The first part of the show I saw featured a young couple, probably still in their teens. It’s a familiar tale – she had his baby, he doesn’t want to know. This gives the holier than thou Kyle the chance to rant about how irresponsible the couple were, and how he himself would do anything for what he calls “my kids.” “I would walk to the other side of the country to see my kids” is just one of the ordeals he sets himself to prove that he’s Jeremy Kyle – family guy. Except that, as has been shown many times before, Jeremy Kyle has not always been the fine, upstanding citizen he claims to be. As BRMB presenter Jezza, he was such a promoter of moral values he considered a wedding to be a suitable prize for a game show. His ex-wife claims that he lied, cheated and stole from her during their marriage. And although this was a long time ago and Kyle would claim that he’s now a changed man, he was certainly older then than the scarcely-more-than-children, not particularly articulate, characters he harangues for their moral failings and ridicules for their ability to cope with life on national TV.
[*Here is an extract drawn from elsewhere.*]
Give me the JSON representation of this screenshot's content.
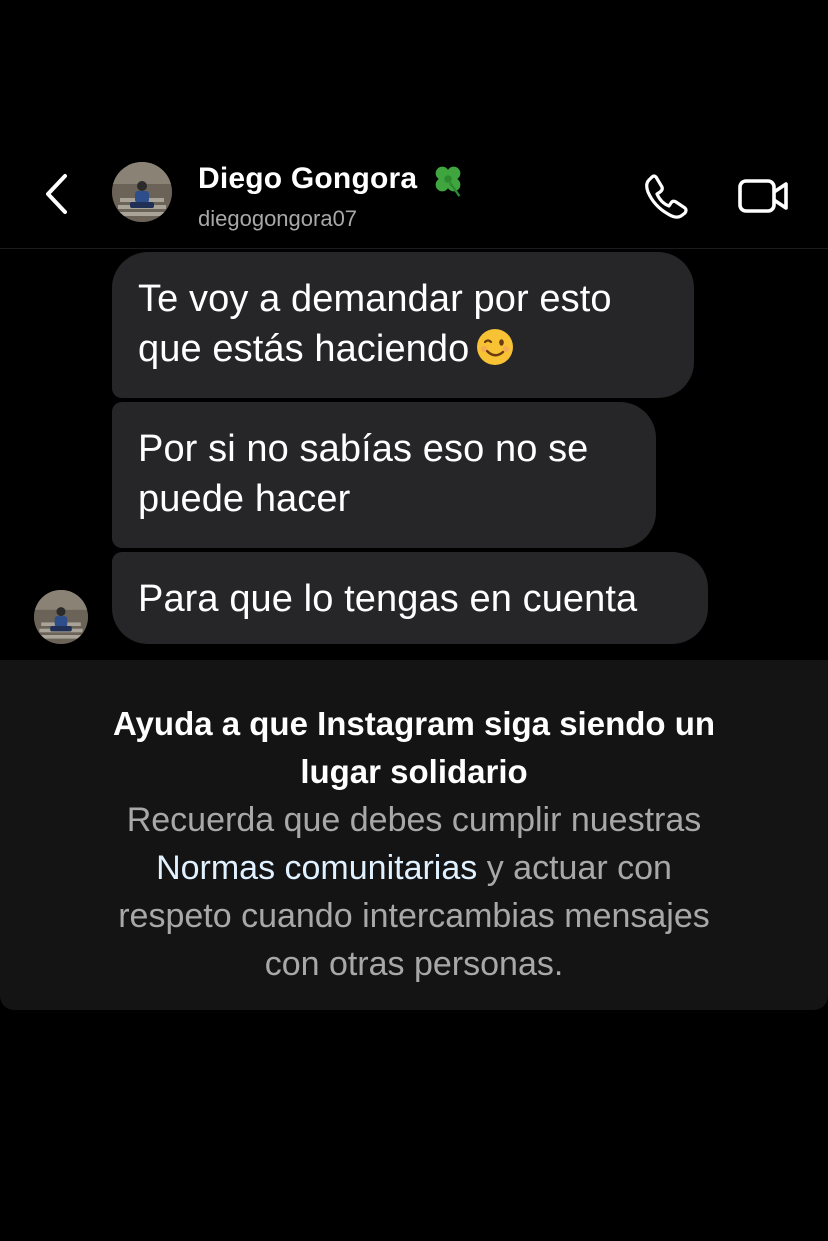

The next bit of the programme I saw began with a hulking security guard standing over a frightened woman. Kyle’s programmes often feature hulking security guards. They’re solidly-built men with shaved heads and should anyone be in any doubt as to their role, they have SECURITY helpfully emblazoned on the back of their black shirts. They break up the regular on-stage fights and escort guests away from the set once their usefulness has been outlived. They also have a habit of looming over anyone who might look as though they’re being provoked by Kyle’s abuse or description of them as a ‘coward’.
The reason for Security Man’s pre-emptive appearance was that the female guest’s former partner had been abusive towards her. Not nice, and totally unacceptable. He then appears onstage, the audience wound up into baying for his blood, and soon drops into the conversation that he’s a heavy drinker – so he’s ill. When asked why he’s unemployed – almost as grave a crime to the Kyle mentality as it is to the Daily Mail reader- he says he can’t work due to depression. So he’s also suffering from mental illness. And this is considered a suitable subject for daytime TV, in front of an unsympathetic audience incited by a presenter versed in the arts of bullying and intimidation. No attempt at understanding what drove this man to behave in the way he did, no attempt to help him. This is the black and white world of Jeremy Kyle. You either get sympathy or you’re fair game. The man is eventually led away from the stage; so much for Kyle’s much-vaunted ‘after care’.
If ITV had any moral authority this show would have been scrapped long ago and its presenter ostracised. Instead, they’re both back for another series of ‘all-new’ shows, as controversial and unapologetic as ever.